Of physiology from top to toe I sing,
Not physiognomy alone nor brain alone is worthy for the Muse, I say the
Form complete is worthier far,
The Female equally with the Male I sing.
Of Life immense in passion, pulse, and power,
Cheerful, for freest action formed under the laws divine,
The Modern Man I sing.
- The speaker is a purposeful commentator, announcing his plans and stating fundamental beliefs.
- The speaker is addressing the reader directly, almost conversationally.
- I respond to the speaker as a student to a professor on the first day of class. A bit of hope and expectation after a holistic introduction.
- The setting is “modern,” which seems to focus on the new understanding of man as a fusion of mind and body, at the end of the Victorian era.
- Speaking the poem aloud helps capture the rhythm and pulse of the poem. Especially the “passion, pulse, and power,” which captures the beating heart of the individual.
- The poem is paraphrased in the opening and closing lines, which address the topic of self, separate and distinct and defined as “Modern Man.”
- The title of the poem is a statement of intent. Whitman is declaring his intention to define the Modern Man as a unique individual, part of a larger whole.
- The theme is directly presented, both in the opening and closing paragraph. The fills out the definition of the individual and his context in the universe.
- There are no direct allusions, but indirect allusion to Democratic governments and the “Modern” man emphasize the relationship to modern forms of nationhood and the “laws divine” place the subject under God.
- The diction has an academic tone, with intermixed alliteration for emphasis. A positive tone permeates the verse, the words giving a sense of standing on the edge of a new world.
- The “laws divine” is a figure of speech referring to God, and “top to toe” an indirect reference to the human body.
- The symbolic meanings of “Democratic” and “En-Masse” refer to forms of government that empower the individual. The use of the French term refers the founders of Democracy and the change that brought to the world, abolishing the era of monarchy and tribalism and paving the way for the Modern age.
- This poem does not use irony. It is direct and clear in meaning.
- The tone is consistently positive. On the cusp of change from ignorance to knowledge.
- The poem uses alliteration heavily: “simple separate person,” and “passion, pulse, and power,” and “top to toe.”
- A melodic rhythm is used with soft rhyming between lines using similar words “physiognomy” and “physiology,” “female” and “male.” The pleasant sounds carry the reader out of the mundane daily life and into a bright and shiny future.
- The lines have a varying meter that lends to a dynamic rhythm with alternating longer and shorter lines which pulse the tempo.
- The overall structure of the poem does not follow any established form. Its free-form nature helps it to break away from the rigid structure of the past and into the modern age, almost like Jazz did for music.
- The language of the poem is simple and straightforward. Easy to understand and yet touched with science and depth of meaning.
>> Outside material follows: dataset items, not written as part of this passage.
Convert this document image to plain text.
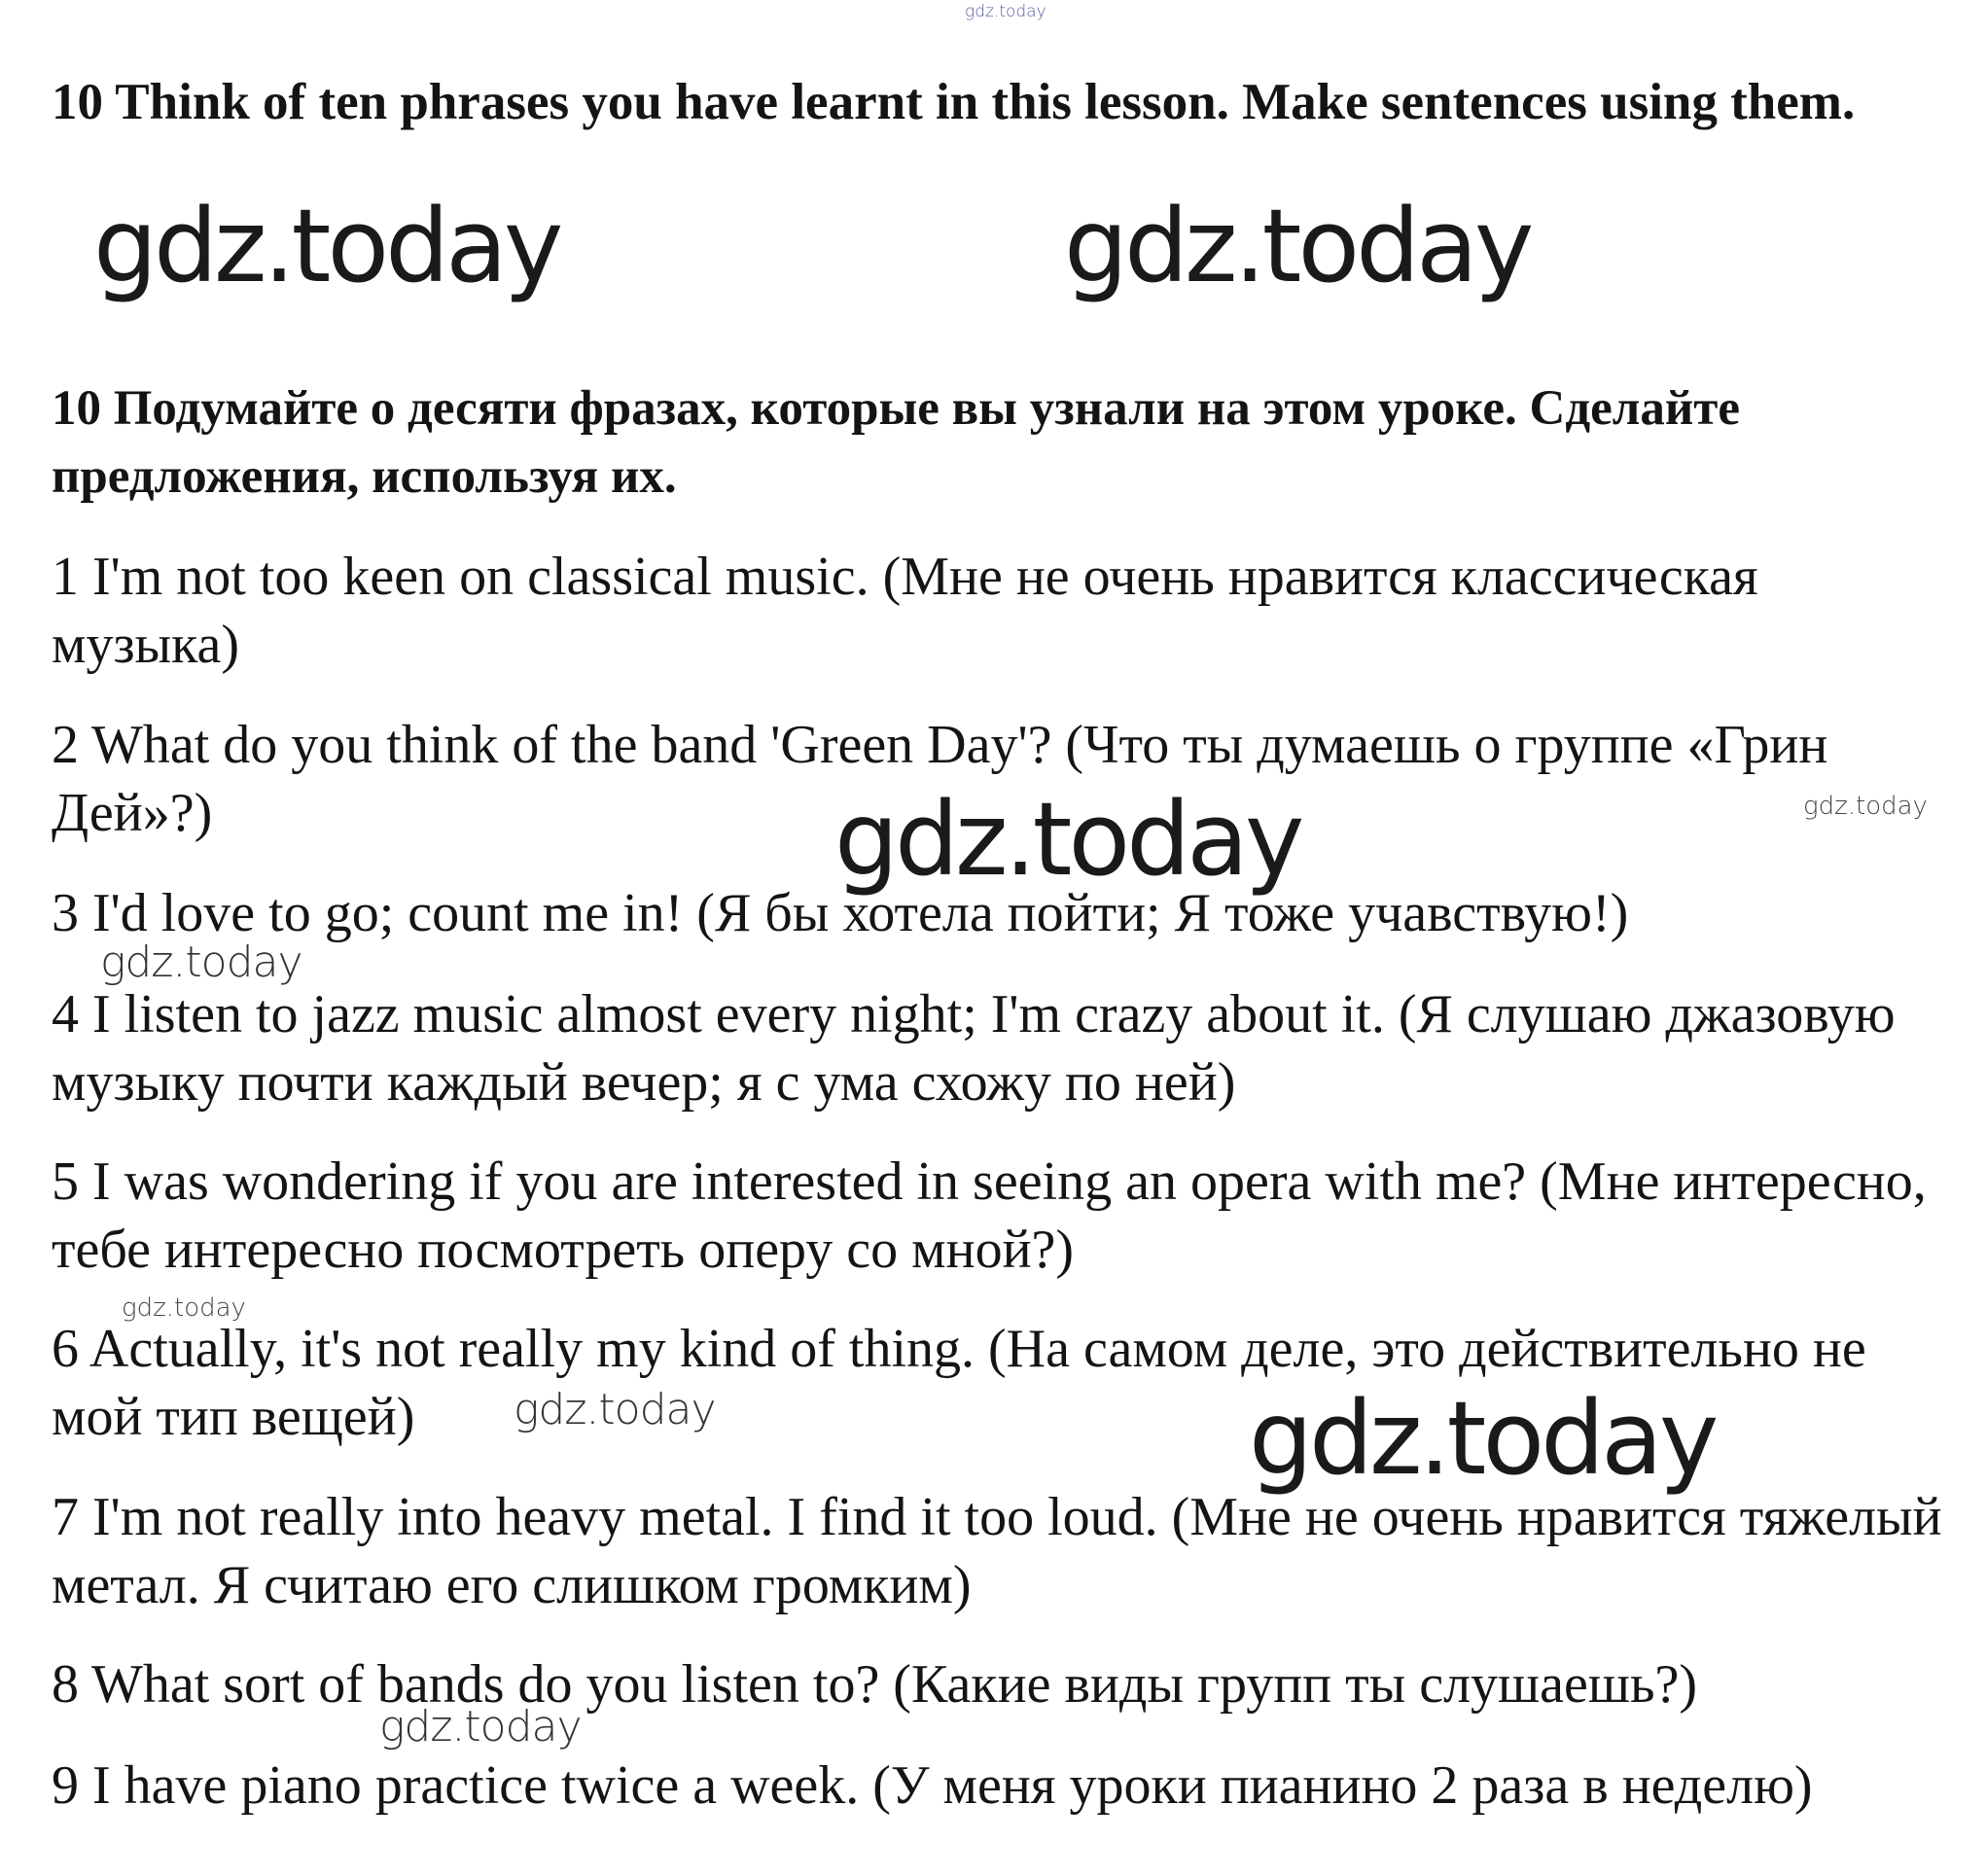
gdz.today

10 Think of ten phrases you have learnt in this lesson. Make sentences using them.

gdz.today	gdz.today

10 Подумайте о десяти фразах, которые вы узнали на этом уроке. Сделайте предложения, используя их.

1 I'm not too keen on classical music. (Мне не очень нравится классическая музыка)

2 What do you think of the band 'Green Day'? (Что ты думаешь о группе «Грин Дей»?)	gdz.today
gdz.today

3 I'd love to go; count me in! (Я бы хотела пойти; Я тоже учавствую!)

gdz.today

4 I listen to jazz music almost every night; I'm crazy about it. (Я слушаю джазовую музыку почти каждый вечер; я с ума схожу по ней)

5 I was wondering if you are interested in seeing an opera with me? (Мне интересно, тебе интересно посмотреть оперу со мной?)

gdz.today

6 Actually, it's not really my kind of thing. (На самом деле, это действительно не мой тип вещей)	gdz.today	gdz.today

7 I'm not really into heavy metal. I find it too loud. (Мне не очень нравится тяжелый метал. Я считаю его слишком громким)

8 What sort of bands do you listen to? (Какие виды групп ты слушаешь?)

gdz.today

9 I have piano practice twice a week. (У меня уроки пианино 2 раза в неделю)
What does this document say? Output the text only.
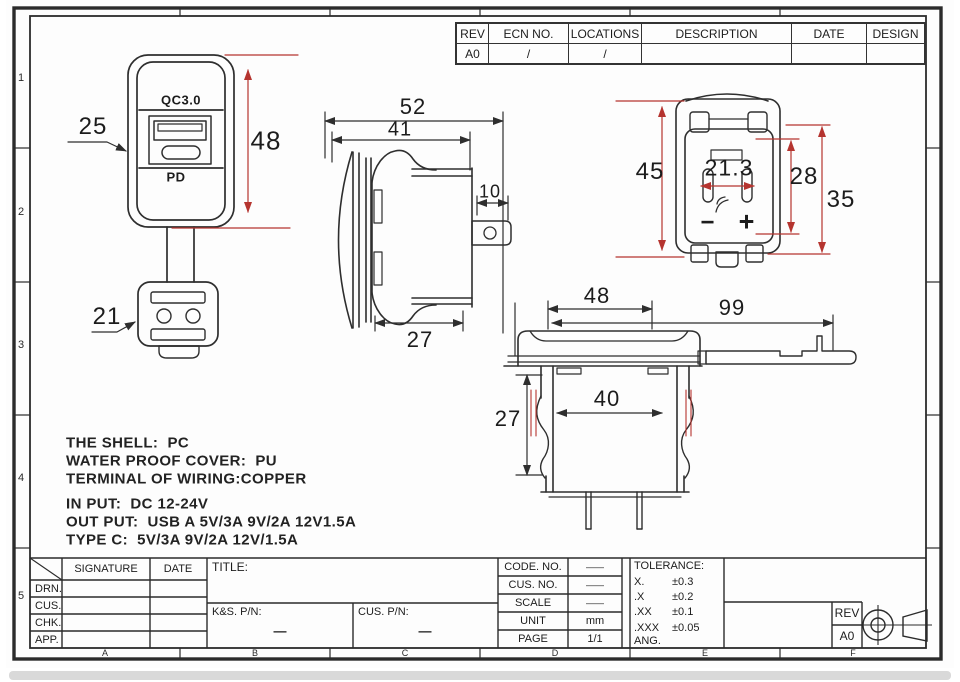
REV	ECN NO.	LOCATIONS	DESCRIPTION	DATE	DESIGN
A0	/	/
A	B	C	D	E	F
1
2
3
4
5
QC3.0
PD
48
25
21
52
41
10
27
45 21.3 28
35
− +
48	99
40
27
THE SHELL:  PC
WATER PROOF COVER:  PU
TERMINAL OF WIRING:COPPER
IN PUT:  DC 12-24V
OUT PUT:  USB A 5V/3A 9V/2A 12V1.5A
TYPE C:  5V/3A 9V/2A 12V/1.5A
SIGNATURE DATE
DRN.
CUS.
CHK.
APP.
TITLE:
K&S. P/N:
—
CUS. P/N:
—
CODE. NO.	——
CUS. NO.	——
SCALE	——
UNIT	mm
PAGE	1/1
TOLERANCE:
X.	±0.3
.X	±0.2
.XX ±0.1
.XXX ±0.05
ANG.
REV
A0
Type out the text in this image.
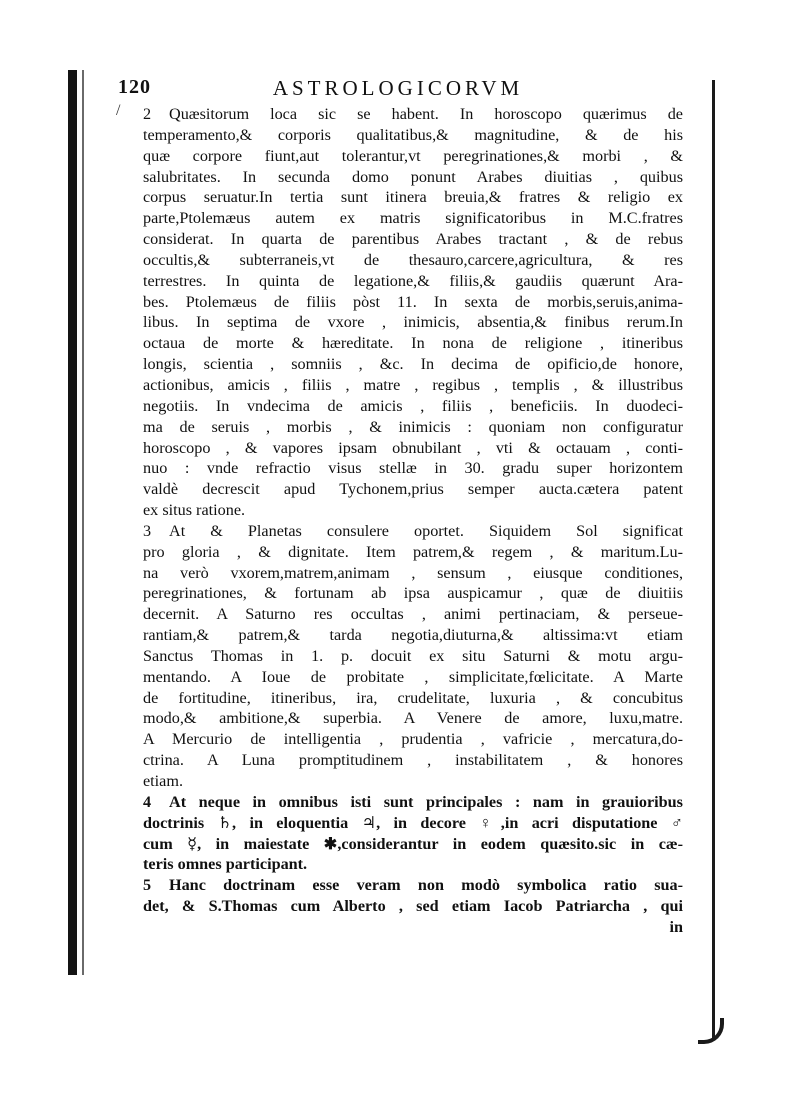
/
120	ASTROLOGICORVM
2 Quæsitorum loca sic se habent. In horoscopo quærimus de
temperamento,& corporis qualitatibus,& magnitudine, & de his
quæ corpore fiunt,aut tolerantur,vt peregrinationes,& morbi , &
salubritates. In secunda domo ponunt Arabes diuitias , quibus
corpus seruatur.In tertia sunt itinera breuia,& fratres & religio ex
parte,Ptolemæus autem ex matris significatoribus in M.C.fratres
considerat. In quarta de parentibus Arabes tractant , & de rebus
occultis,& subterraneis,vt de thesauro,carcere,agricultura, & res
terrestres. In quinta de legatione,& filiis,& gaudiis quærunt Ara-
bes. Ptolemæus de filiis pòst 11. In sexta de morbis,seruis,anima-
libus. In septima de vxore , inimicis, absentia,& finibus rerum.In
octaua de morte & hæreditate. In nona de religione , itineribus
longis, scientia , somniis , &c. In decima de opificio,de honore,
actionibus, amicis , filiis , matre , regibus , templis , & illustribus
negotiis. In vndecima de amicis , filiis , beneficiis. In duodeci-
ma de seruis , morbis , & inimicis : quoniam non configuratur
horoscopo , & vapores ipsam obnubilant , vti & octauam , conti-
nuo : vnde refractio visus stellæ in 30. gradu super horizontem
valdè decrescit apud Tychonem,prius semper aucta.cætera patent
ex situs ratione.
3 At & Planetas consulere oportet. Siquidem Sol significat
pro gloria , & dignitate. Item patrem,& regem , & maritum.Lu-
na verò vxorem,matrem,animam , sensum , eiusque conditiones,
peregrinationes, & fortunam ab ipsa auspicamur , quæ de diuitiis
decernit. A Saturno res occultas , animi pertinaciam, & perseue-
rantiam,& patrem,& tarda negotia,diuturna,& altissima:vt etiam
Sanctus Thomas in 1. p. docuit ex situ Saturni & motu argu-
mentando. A Ioue de probitate , simplicitate,fœlicitate. A Marte
de fortitudine, itineribus, ira, crudelitate, luxuria , & concubitus
modo,& ambitione,& superbia. A Venere de amore, luxu,matre.
A Mercurio de intelligentia , prudentia , vafricie , mercatura,do-
ctrina. A Luna promptitudinem , instabilitatem , & honores
etiam.
4 At neque in omnibus isti sunt principales : nam in grauioribus
doctrinis ♄, in eloquentia ♃, in decore ♀,in acri disputatione ♂
cum ☿, in maiestate ✱,considerantur in eodem quæsito.sic in cæ-
teris omnes participant.
5 Hanc doctrinam esse veram non modò symbolica ratio sua-
det, & S.Thomas cum Alberto , sed etiam Iacob Patriarcha , qui
in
- I enjoyed the poem. I was drawn to the core message of equality, unity of mind and body, and the power of the individual in society.
- I think that this poem could benefit from a biographical study of Whitman and a historical analysis of the time when it was written.
- Whitman seems filled to the brim, bursting with the joy of his ideas of Modern Man, anticipating how these ideas will change the world for the better. Understanding his life, and his other poetry would help place this poem in context. Is it a coda or an introduction?
- The world was undergoing great change at the end of the 19th century, and Whitman seems to have captured the American sense of individuality in many of his poems.
- My own beliefs strongly affect my understanding of this poem. The ideas it describes are core to my own individuality (with the exception of the divine component).
- My initial analysis left out the longer lines, which, upon re-inspection provide further depth to my original interpretation. The “Form complete is worthier far,” and “for freest action formed under the laws divine,” are less clear but still concentrate on the mind-body union and Freedom as a god-given right respectively.
- The most useful interpretation of this poem is as a summation of the founding societal principals that marked the Modern, post-Victorian era. This interpretation, coincidentally, is similar to the feeling I got from Heart of Darkness, which use introspection and extremism to comment on the negative sides of the Modern era in contrast to Whitman’s positive vision.